Que não restem dúvidas: este é o Spike Lee pregador, historiador especialista em african-american history, intelectual num perpétuo estado de angústia, mas também o artista otimista que vê claramente que Deus é Amor, que Ele está na beleza das canções de Marvin Gaye, na inter-racialidade e que só o Amor nos pode salvar enquanto indivíduos e enquanto espécie. Ah!, e há um Delroy Lindo no papel da sua vida. Só por ele, e pela garra da sua interpretação, já valia a pena ver este digno sucessor de BlacKkKlansman (2018) e - por que não dizê-lo - Apocalypse Now (1979), de Francis Ford Coppola.

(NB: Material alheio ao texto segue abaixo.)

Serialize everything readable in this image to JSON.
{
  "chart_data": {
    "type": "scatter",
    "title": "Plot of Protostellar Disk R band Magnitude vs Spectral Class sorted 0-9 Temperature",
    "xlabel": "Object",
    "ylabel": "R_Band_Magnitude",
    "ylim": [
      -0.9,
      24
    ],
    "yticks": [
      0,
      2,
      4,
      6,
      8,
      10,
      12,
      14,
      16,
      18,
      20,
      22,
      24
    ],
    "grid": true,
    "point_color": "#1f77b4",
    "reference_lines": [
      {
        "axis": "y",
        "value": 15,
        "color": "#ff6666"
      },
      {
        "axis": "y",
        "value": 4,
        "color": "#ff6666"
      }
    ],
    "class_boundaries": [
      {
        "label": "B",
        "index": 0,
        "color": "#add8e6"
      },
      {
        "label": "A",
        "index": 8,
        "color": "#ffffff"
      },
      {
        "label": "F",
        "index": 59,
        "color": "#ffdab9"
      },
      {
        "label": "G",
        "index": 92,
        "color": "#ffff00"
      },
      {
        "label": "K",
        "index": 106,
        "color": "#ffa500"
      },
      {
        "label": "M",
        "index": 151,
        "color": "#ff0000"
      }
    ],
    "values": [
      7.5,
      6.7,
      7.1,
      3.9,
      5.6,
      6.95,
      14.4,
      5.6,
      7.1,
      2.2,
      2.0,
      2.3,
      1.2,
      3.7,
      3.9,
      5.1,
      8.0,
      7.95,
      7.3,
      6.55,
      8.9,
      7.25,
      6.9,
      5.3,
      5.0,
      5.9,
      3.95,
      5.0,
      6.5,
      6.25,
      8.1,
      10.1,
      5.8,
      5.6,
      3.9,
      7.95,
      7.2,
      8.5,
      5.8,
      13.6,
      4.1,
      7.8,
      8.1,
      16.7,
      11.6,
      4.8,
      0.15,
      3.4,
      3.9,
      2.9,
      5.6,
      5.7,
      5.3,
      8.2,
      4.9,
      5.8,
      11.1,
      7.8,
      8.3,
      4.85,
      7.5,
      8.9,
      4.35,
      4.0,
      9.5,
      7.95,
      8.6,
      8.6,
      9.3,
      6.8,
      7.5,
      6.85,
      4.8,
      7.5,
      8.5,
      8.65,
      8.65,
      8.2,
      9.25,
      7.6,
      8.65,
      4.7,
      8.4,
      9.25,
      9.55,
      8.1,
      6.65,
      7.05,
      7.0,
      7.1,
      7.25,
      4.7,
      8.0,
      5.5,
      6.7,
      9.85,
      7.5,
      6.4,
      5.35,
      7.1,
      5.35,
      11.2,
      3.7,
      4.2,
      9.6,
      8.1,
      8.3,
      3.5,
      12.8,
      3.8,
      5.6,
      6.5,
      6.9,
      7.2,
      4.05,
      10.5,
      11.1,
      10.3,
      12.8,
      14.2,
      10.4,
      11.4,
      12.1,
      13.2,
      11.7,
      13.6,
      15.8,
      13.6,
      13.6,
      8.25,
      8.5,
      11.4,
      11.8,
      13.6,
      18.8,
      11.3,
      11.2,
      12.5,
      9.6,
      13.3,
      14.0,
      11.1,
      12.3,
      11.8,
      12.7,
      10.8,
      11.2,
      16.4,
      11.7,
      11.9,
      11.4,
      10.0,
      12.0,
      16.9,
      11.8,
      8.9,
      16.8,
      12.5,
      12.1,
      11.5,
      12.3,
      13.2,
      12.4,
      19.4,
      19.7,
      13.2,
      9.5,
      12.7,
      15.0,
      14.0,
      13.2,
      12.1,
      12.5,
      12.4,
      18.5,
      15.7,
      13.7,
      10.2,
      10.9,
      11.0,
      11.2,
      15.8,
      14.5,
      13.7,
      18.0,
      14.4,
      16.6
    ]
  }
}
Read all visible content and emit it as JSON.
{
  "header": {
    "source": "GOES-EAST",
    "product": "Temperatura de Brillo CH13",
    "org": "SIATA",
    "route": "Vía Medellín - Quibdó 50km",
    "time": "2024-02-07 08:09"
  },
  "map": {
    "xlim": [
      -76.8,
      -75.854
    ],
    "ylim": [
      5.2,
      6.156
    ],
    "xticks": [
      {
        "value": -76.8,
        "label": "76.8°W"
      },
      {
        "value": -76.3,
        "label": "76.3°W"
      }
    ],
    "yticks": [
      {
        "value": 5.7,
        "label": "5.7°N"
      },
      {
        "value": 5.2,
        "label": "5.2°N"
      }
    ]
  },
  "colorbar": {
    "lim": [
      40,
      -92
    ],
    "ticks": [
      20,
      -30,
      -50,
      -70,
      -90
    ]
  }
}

segunda-feira, 3 de fevereiro de 2020
"A Despedida" - os bons afetos, numa película delicada de Lulu Wang
Nomeado para dois Globos de Ouro, A Despedida baseia-se numa história pessoal da realizadora Lulu Wang, aqui representada pela estrela sino-americana Awkwafina, uma jovem adulta, Billi de seu nome, filha de emigrantes chineses nos Estados Unidos da América, à beira de ser despejada do seu apartamento e sem perspetivas de futuro em terras do tio Sam. Quando recebe a notícia de que a sua avó, Nai Nai, padece de uma doença fatal, Billi discorda da decisão da família de ocultar a enfermidade à matriarca; contudo, alinha na encenação de montagem apressada de um casamento como pretexto para a reunião da família na China. Aí, é tempo de revisitar as raízes há muito recalcadas de uma infância longínqua e idílica.
A realização de Lulu Wang é delicada, claramente à procura de não sobrepor um qualquer olhar estético aos personagens e à essência - simples - do argumento. Por vezes, lembra o Ang Lee de O Banquete de Casamento (1993), mas mais pretensioso e sem o sentido de humor e a ousadia deste. Acompanhado por uma discreta mas belíssima banda sonora, é um filme agradável sobre o desenraizamento, embora demasiado leve para ser mais do que uma passagem pelo álbum de família da cineasta.